Note that a first Donald listed in parentheses indicates that this was the person’s first known Donald, but there could well have been prior ascents. Hence Matthew Moulton’s visit to White Coomb on 7/12/68 was almost certainly not his first ascent of a hill in this category (he was aged 57 at the time), merely the first outing marked as such in his annotated copies of Munro’s Tables.

As with all such people-lists, this is undoubtedly incomplete; the true number of Donaldists could well be 50 per cent higher than the total given here. The modern end of the listing is probably closer to completeness than the earlier and middle parts, which feel very gappy; it’s almost certainly the case that there were several completions between those by Percy Donald in 1933 and Ken Andrew in 1969, and it’s hard to believe there were only a couple of dozen completions (and none by women) by the late 1980s.

Some early hillgoers were interested in the category – for instance John Dow (1881–1972), the fifth listed Munroist, knew Percy Donald (the latter was Dow’s only companion on his 1933 Munro completion) and appears to have come within nine or ten summits of completing his friend’s list. The writer Henry Truckell (1880–1967), a friend of both Dow and Donald, is another candidate from that period. Any information on early Donalding activities – or indeed on more recent missing rounds – is very welcome via the email address given below the list.

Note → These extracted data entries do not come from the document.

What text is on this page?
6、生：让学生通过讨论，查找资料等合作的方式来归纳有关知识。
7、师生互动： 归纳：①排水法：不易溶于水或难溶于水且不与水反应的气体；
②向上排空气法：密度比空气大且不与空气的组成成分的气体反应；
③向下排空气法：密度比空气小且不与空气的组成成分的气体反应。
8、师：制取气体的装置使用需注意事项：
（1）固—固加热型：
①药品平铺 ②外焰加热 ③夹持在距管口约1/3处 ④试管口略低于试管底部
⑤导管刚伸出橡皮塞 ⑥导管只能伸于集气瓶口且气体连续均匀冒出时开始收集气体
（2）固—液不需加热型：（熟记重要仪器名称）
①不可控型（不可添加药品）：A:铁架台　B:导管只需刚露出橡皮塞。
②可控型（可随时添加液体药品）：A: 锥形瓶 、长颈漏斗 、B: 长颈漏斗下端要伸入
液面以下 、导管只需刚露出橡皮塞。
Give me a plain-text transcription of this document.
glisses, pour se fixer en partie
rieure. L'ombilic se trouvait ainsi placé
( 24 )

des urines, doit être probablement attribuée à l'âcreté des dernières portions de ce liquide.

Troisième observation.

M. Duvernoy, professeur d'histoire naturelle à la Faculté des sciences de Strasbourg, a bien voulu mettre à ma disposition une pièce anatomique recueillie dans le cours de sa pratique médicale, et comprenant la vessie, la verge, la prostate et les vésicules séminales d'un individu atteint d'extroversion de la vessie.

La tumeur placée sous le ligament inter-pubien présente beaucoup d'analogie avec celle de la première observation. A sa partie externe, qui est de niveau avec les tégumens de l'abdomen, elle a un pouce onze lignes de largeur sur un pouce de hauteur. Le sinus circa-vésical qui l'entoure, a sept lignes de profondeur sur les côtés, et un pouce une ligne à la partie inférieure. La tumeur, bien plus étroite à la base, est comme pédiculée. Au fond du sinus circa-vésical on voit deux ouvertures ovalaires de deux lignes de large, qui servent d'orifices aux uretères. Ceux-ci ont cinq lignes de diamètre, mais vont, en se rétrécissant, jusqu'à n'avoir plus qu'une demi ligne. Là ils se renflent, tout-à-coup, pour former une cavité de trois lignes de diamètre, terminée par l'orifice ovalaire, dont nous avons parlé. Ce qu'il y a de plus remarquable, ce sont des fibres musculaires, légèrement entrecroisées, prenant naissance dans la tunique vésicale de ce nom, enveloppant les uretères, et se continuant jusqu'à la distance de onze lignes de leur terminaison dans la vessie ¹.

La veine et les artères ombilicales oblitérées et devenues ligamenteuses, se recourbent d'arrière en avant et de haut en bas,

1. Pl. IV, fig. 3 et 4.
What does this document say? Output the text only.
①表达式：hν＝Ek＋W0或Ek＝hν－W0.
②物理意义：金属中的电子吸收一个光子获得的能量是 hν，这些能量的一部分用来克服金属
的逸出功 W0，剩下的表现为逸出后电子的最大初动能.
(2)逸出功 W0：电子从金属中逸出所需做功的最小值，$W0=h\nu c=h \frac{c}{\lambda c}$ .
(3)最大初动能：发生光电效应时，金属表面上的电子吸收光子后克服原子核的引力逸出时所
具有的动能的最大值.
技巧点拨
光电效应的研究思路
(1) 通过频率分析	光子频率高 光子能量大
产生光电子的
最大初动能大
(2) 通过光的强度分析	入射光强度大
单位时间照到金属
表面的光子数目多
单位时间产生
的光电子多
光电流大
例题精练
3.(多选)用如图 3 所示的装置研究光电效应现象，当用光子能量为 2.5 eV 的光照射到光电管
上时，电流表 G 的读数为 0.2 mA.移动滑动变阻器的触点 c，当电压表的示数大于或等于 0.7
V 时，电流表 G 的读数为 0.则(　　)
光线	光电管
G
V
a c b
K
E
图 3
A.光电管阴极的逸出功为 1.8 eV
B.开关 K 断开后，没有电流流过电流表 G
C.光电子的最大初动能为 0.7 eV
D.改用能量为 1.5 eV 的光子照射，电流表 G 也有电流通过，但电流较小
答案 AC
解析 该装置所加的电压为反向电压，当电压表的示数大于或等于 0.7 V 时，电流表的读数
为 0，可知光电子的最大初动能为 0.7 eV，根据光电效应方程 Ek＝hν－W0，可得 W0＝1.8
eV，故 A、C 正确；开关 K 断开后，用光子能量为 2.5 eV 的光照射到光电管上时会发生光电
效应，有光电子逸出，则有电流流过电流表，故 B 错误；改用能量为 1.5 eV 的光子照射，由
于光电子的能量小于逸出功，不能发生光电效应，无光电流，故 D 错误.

One final point is that whereas most of those who have completed the Corbetts have also been round all the Munros, and most who have completed the Grahams have also climbed all the Munros and Corbetts, there is much less of an overlap between Donalds and the other Scottish lists. Hence although the SMC has in recent years listed Donald completions as part of its online register of Munroists, this covers only those people who have completed the “senior” list.

Plenty of Donaldists have climbed a fair few Munros but not all of them, partly because of geography – the two lists occupy separate parts of Scotland, although in theory there could be a Munro in Galloway or the Borders – but also perhaps partly due to inclination, as the Donalds provide gentler fare, with no In Pinn-type obstacles, and this suits a certain type of hillgoing temperament. A more natural crossover possibly comes with the Wainwrights, and anyone based in northern England or southwestern Scotland is well placed for chipping away at both categories.

Thanks, finally, to the various SMC clerks of the list – most recently David Broadhead – for their help over the years; also to Robin Campbell, the doughty and knowledgeable archivist at the SMC; and to the various completers and interested parties who have supplied information and thus helped to make the list the useful and (I hope) interesting resource that it is.